Cameron’s EU balancing act

David Cameron

David Cameron’s four demands outlined in the letter to the European Council will not satisfy his own Eurosceptics and may be too much for his EU partners to accept. It is not at all clear how some elements would work.

The first demand is to insulate the UK from adverse decisions taken by Eurozone countries. This is a concern for the financial sector and the City of London and is a complex matter. It could be established as a principle without formal treaty change but it is unlikely that the Eurozone countries would allow the UK to dictate their own affairs, creating a European West Lothian Question. There are also echoes here of the ‘no detriment’ principle in the Smith Commission report, which turned out in practice to be almost impossible to define. All therefore depends on the detail.

The commitment to ‘ever closer union among the peoples of Europe’ was accepted in an earlier treaty as the insistence of the UK, which opposed anything stronger.
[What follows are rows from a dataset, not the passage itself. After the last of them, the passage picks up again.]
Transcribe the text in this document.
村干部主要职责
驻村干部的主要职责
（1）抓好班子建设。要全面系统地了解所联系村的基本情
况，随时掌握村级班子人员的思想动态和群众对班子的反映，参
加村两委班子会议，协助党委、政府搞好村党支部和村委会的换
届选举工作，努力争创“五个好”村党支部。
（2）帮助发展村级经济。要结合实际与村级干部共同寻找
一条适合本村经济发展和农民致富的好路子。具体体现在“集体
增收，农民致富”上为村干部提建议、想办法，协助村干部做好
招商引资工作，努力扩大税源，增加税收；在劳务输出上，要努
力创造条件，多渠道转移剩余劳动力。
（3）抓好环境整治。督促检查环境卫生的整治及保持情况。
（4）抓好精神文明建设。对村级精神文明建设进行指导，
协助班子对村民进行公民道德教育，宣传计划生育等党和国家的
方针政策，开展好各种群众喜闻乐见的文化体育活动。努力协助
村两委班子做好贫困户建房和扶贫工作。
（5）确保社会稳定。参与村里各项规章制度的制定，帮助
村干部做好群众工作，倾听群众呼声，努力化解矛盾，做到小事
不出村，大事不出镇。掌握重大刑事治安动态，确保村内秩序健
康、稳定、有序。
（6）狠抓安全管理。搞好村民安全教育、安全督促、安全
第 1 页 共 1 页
To remove it would require treaty change and the effect would be largely symbolic.

Another demand is to emphasize competiveness and deregulation. Competitiveness is already embedded in the EU’s priorities under successive ‘Lisbon Agenda’ and ‘Europe 2020’ programmes, so there is nothing to change there. Deregulation is another matter if it means dismantling European labour protection. Other states will be reluctant to allow the UK to steal a competitive advantage by lowering work standards.

The proposal to allow a group of national parliaments to veto EU laws is puzzling. In most EU states, governments have a majority in parliament so that the distinction between a governmental veto and a parliamentary one is moot. National governments finally lost their vetoes in the 1980s, with the support of the UK, which saw qualified majority (QMV) voting as the only way to drive through the Single Market measures that the then Conservative Government wanted. QMV gives groups of governments the right to veto laws, so unless national parliaments are going to defy their governments, it is difficult to see what this adds. If it does add another tier of vetoes, it would prejudice the kind of reforms towards deregulation that the British Government wants.

The emphasis on migration remains, with a commitment to reduce the number of EU citizen coming to the UK to live and work. This is not open for negotiation, as the Conservatives’ Eurosceptic allies in Poland have made clear. Changing in-work benefits is unlikely to make much difference to the flow and might itself be illegal as it would discriminate between British and European workers.

None of these issues or even all of them taken together seems enough to justify an in-out referendum, as opposed to the normal political exchange within the EU. David Cameron will, however, need something that he can present as a victory if he is to win back enough Conservative Eurosceptics. If he stresses deregulation too strongly, however, he risks losing the Labour voters he will need to stay in the EU, since it looks as though most Conservatives will vote No.

This piece by senior fellow Professor Michael Keating originally appeared in the Centre on Constitutional Change.

Disclaimer:
The views expressed in this analysis post are those of the authors and not necessarily those of the UK in a Changing Europe initiative.